The potential size of an outbreak could overload dining and residence hall staff, so to handle a dramatic outbreak, Dining Services in collaboration with University Residences and the Student Health Center devised the sick-box system, Purdie said.


 “We were looking at it from a number of different avenues,” said Lisa Philbrook, director of business development for Dining Services. “One was the potential volume: it could be hundreds of sick meals a day.”


Philbrook said Dining Services was in contact with Dr. Emily Gibson, director of the health center, to find out how much nourishment students would need in each stage of the flu.


Gibson said in an e-mail she told Dining Services sick students would need “easy access to lots of clear liquids with electrolytes (like sports drinks and soda), broth, jello, popsicles and easy to digest starch—crackers, rice, pasta, toast.”

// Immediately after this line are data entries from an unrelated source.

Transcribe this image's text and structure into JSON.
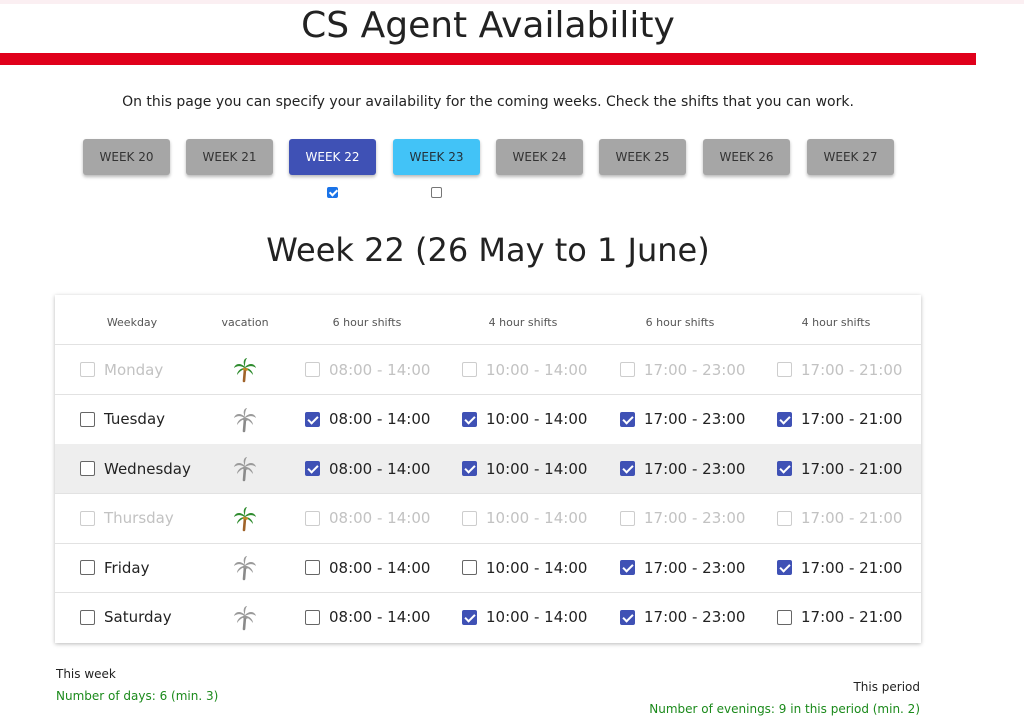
{
  "page": {
    "title": "CS Agent Availability",
    "intro": "On this page you can specify your availability for the coming weeks. Check the shifts that you can work."
  },
  "weeks": [
    {
      "label": "WEEK 20",
      "state": "default"
    },
    {
      "label": "WEEK 21",
      "state": "default"
    },
    {
      "label": "WEEK 22",
      "state": "active",
      "checked": true
    },
    {
      "label": "WEEK 23",
      "state": "next",
      "checked": false
    },
    {
      "label": "WEEK 24",
      "state": "default"
    },
    {
      "label": "WEEK 25",
      "state": "default"
    },
    {
      "label": "WEEK 26",
      "state": "default"
    },
    {
      "label": "WEEK 27",
      "state": "default"
    }
  ],
  "week_heading": "Week 22 (26 May to 1 June)",
  "table": {
    "headers": [
      "Weekday",
      "vacation",
      "6 hour shifts",
      "4 hour shifts",
      "6 hour shifts",
      "4 hour shifts"
    ],
    "rows": [
      {
        "day": "Monday",
        "disabled": true,
        "highlight": false,
        "vacation": "color",
        "shifts": [
          {
            "time": "08:00 - 14:00",
            "checked": false
          },
          {
            "time": "10:00 - 14:00",
            "checked": false
          },
          {
            "time": "17:00 - 23:00",
            "checked": false
          },
          {
            "time": "17:00 - 21:00",
            "checked": false
          }
        ]
      },
      {
        "day": "Tuesday",
        "disabled": false,
        "highlight": false,
        "vacation": "gray",
        "shifts": [
          {
            "time": "08:00 - 14:00",
            "checked": true
          },
          {
            "time": "10:00 - 14:00",
            "checked": true
          },
          {
            "time": "17:00 - 23:00",
            "checked": true
          },
          {
            "time": "17:00 - 21:00",
            "checked": true
          }
        ]
      },
      {
        "day": "Wednesday",
        "disabled": false,
        "highlight": true,
        "vacation": "gray",
        "shifts": [
          {
            "time": "08:00 - 14:00",
            "checked": true
          },
          {
            "time": "10:00 - 14:00",
            "checked": true
          },
          {
            "time": "17:00 - 23:00",
            "checked": true
          },
          {
            "time": "17:00 - 21:00",
            "checked": true
          }
        ]
      },
      {
        "day": "Thursday",
        "disabled": true,
        "highlight": false,
        "vacation": "color",
        "shifts": [
          {
            "time": "08:00 - 14:00",
            "checked": false
          },
          {
            "time": "10:00 - 14:00",
            "checked": false
          },
          {
            "time": "17:00 - 23:00",
            "checked": false
          },
          {
            "time": "17:00 - 21:00",
            "checked": false
          }
        ]
      },
      {
        "day": "Friday",
        "disabled": false,
        "highlight": false,
        "vacation": "gray",
        "shifts": [
          {
            "time": "08:00 - 14:00",
            "checked": false
          },
          {
            "time": "10:00 - 14:00",
            "checked": false
          },
          {
            "time": "17:00 - 23:00",
            "checked": true
          },
          {
            "time": "17:00 - 21:00",
            "checked": true
          }
        ]
      },
      {
        "day": "Saturday",
        "disabled": false,
        "highlight": false,
        "vacation": "gray",
        "shifts": [
          {
            "time": "08:00 - 14:00",
            "checked": false
          },
          {
            "time": "10:00 - 14:00",
            "checked": true
          },
          {
            "time": "17:00 - 23:00",
            "checked": true
          },
          {
            "time": "17:00 - 21:00",
            "checked": false
          }
        ]
      }
    ]
  },
  "summary": {
    "this_week_label": "This week",
    "days_text": "Number of days: 6 (min. 3)",
    "this_period_label": "This period",
    "evenings_text": "Number of evenings: 9 in this period (min. 2)"
  },
  "colors": {
    "accent_red": "#e0001b",
    "active_week": "#3f51b5",
    "next_week": "#42c3f7",
    "ok_green": "#1b8a1b"
  }
}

Beyond recommending the essentials, Gibson said she played a small role in planning the sick boxes but did not know the exact contents on which Dining Services decided.


As of Friday morning, 21 sick boxes had been delivered to 12 students around campus.  So far, Dining Services has delivered to Nash, Ridgeway Alpha, Delta and Gamma, Edens and Fairhaven residences.


Philbrook said Dining Services has supplies for 300 sick boxes and is prepared to keep that threshold until the flu season passes.


“We’re at the very beginning of this,” Philbrook said. “We’re not anywhere near the peak of what the demand could be [for sick boxes].”


When the program was first implemented at the beginning of fall quarter, sick students were instructed to call the dining hall closest to their dorm to place an order for a sick box.


Purdie said that system was flawed because students sick with the flu are often bad at communicating, especially when leaving voicemails. Commonly, students would not leave their room numberor phone number when they placed the order, or would not say what stage of the flu they were in.


The online form now in place is aimed at reducing the communication problem. It was inspired by the sack-lunch order form already implemented for students and staff to pick up their dining-hall meal on the go.


Sick box deliveries are made twice a day. Meal requests received by 10:30 a.m. are delivered between 11 a.m. and noon. Those received by 5 p.m. are delivered between 5:30 and 6:30 p.m.


Two residents in Nash Hall have come down with the flu in the past few weeks, resident adviser Kelci Clare said.


Clare is one of the intermediaries between Dining Services and the sick students in Nash Hall. She accepts the deliveries and then relays the sick boxes directly to the students’ rooms.


A new work shift has been added at residence hall front desks ever since the sick-box system was implemented. Usually, front desks were open from 1 p.m. to 10 p.m. throughout the week, but now because of sick-box deliveries, an RA must wait by the phone between 11 a.m. and noon for a call from Dining Services telling them a sick box is being delivered to the hall.


Students, faculty and staff have been containing flu germs by washing their hands, getting adequate sleep and covering their coughs and sneezes with their sleeves, Purdie said.


“We have flu in the buildings; we’ve always had flu in the buildings,” Purdie said. “We don’t want students and staff to put down their guard and then have an outbreak on campus.”